En el marco de la jornada “La Universidad no se apaga”, especialistas de la UNR detallan el funcionamiento de esta instalación única destinada a la capacitación y la investigación, que hoy enfrenta el desafío del desfinanciamiento presupuestario. En diálogo con “Apuntes y Resumen”, Mateo Martinetti, especializado en aplicaciones nucleares y docente UNR brindó detalles de Reactor Nuclear de Investigación.

En medio del Centro Universitario Rosario, conocido popularmente como “La Siberia”, se encuentra una imponente estructura cilíndrica de color naranja que suele pasar inadvertida para muchos: el reactor nuclear RA-4.

Esta instalación, que pertenece a la Universidad Nacional de Rosario (UNR), funciona como un pilar fundamental para la educación y el entrenamiento de estudiantes de diversas carreras, tales como Ingeniería Electrónica, Mecánica, Física y Bioquímica como cuenta en “Apuntes y Resumen” de Radio UNR,  Mateo Martinetti, especializado en aplicaciones nucleares y docente UNR brindó detalles de Reactor Nuclear de Investigación.

A pesar de que actualmente se encuentra con algunas partes desmontadas debido a procesos con la autoridad regulatoria, el reactor es una herramienta clave para la divulgación científica y la formación técnica de excelencia en la región.

A diferencia de las grandes centrales de generación eléctrica, el RA-4 es un reactor de entrenamiento diseñado para operar de forma extremadamente segura dentro de un campus universitario.

Su funcionamiento se basa en la fisión nuclear inducida en cadena utilizando uranio como combustible, pero con la particularidad de que la energía liberada es billones de veces menor a la de un reactor de potencia.
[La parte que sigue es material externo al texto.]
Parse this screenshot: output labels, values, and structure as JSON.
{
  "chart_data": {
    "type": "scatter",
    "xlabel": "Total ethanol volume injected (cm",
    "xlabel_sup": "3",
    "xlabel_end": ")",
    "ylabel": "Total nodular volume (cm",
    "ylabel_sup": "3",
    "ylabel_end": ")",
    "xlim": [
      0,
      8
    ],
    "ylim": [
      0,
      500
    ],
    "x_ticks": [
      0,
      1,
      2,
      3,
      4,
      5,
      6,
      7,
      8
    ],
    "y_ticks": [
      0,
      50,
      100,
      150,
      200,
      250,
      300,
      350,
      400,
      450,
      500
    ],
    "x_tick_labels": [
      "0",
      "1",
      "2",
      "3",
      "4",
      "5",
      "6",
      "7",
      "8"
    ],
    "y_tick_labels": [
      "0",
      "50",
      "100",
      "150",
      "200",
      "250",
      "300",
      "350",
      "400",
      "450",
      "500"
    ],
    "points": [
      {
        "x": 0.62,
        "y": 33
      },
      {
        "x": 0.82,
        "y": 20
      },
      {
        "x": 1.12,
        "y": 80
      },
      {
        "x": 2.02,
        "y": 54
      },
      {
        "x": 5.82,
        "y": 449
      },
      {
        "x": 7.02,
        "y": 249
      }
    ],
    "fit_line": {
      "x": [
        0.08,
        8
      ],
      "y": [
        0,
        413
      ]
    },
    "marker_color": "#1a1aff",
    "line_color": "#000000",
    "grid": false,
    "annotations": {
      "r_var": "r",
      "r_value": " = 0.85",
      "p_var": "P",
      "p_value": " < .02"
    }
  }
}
Esta baja escala garantiza una operatoria sencilla y protocolos de seguridad robustos, lo que permite realizar actividades pedagógicas directas y visitas guiadas para evacuar los miedos que la palabra “nuclear” suele generar en la población.

La importancia de este dispositivo cobró especial relevancia durante la jornada de visibilización “La Universidad no se apaga”, donde se alertó sobre el impacto del ajuste económico en el sector científico.

El mantenimiento del RA-4 depende del esfuerzo conjunto entre la UNR y la Comisión Nacional de Energía Atómica (CNEA), instituciones que atraviesan una situación presupuestaria crítica. A pesar de las limitaciones de recursos humanos y financieros, el equipo de docentes y técnicos continúa trabajando para sostener esta instalación de vanguardia, reafirmando el valor de la universidad pública como motor del desarrollo tecnológico nacional.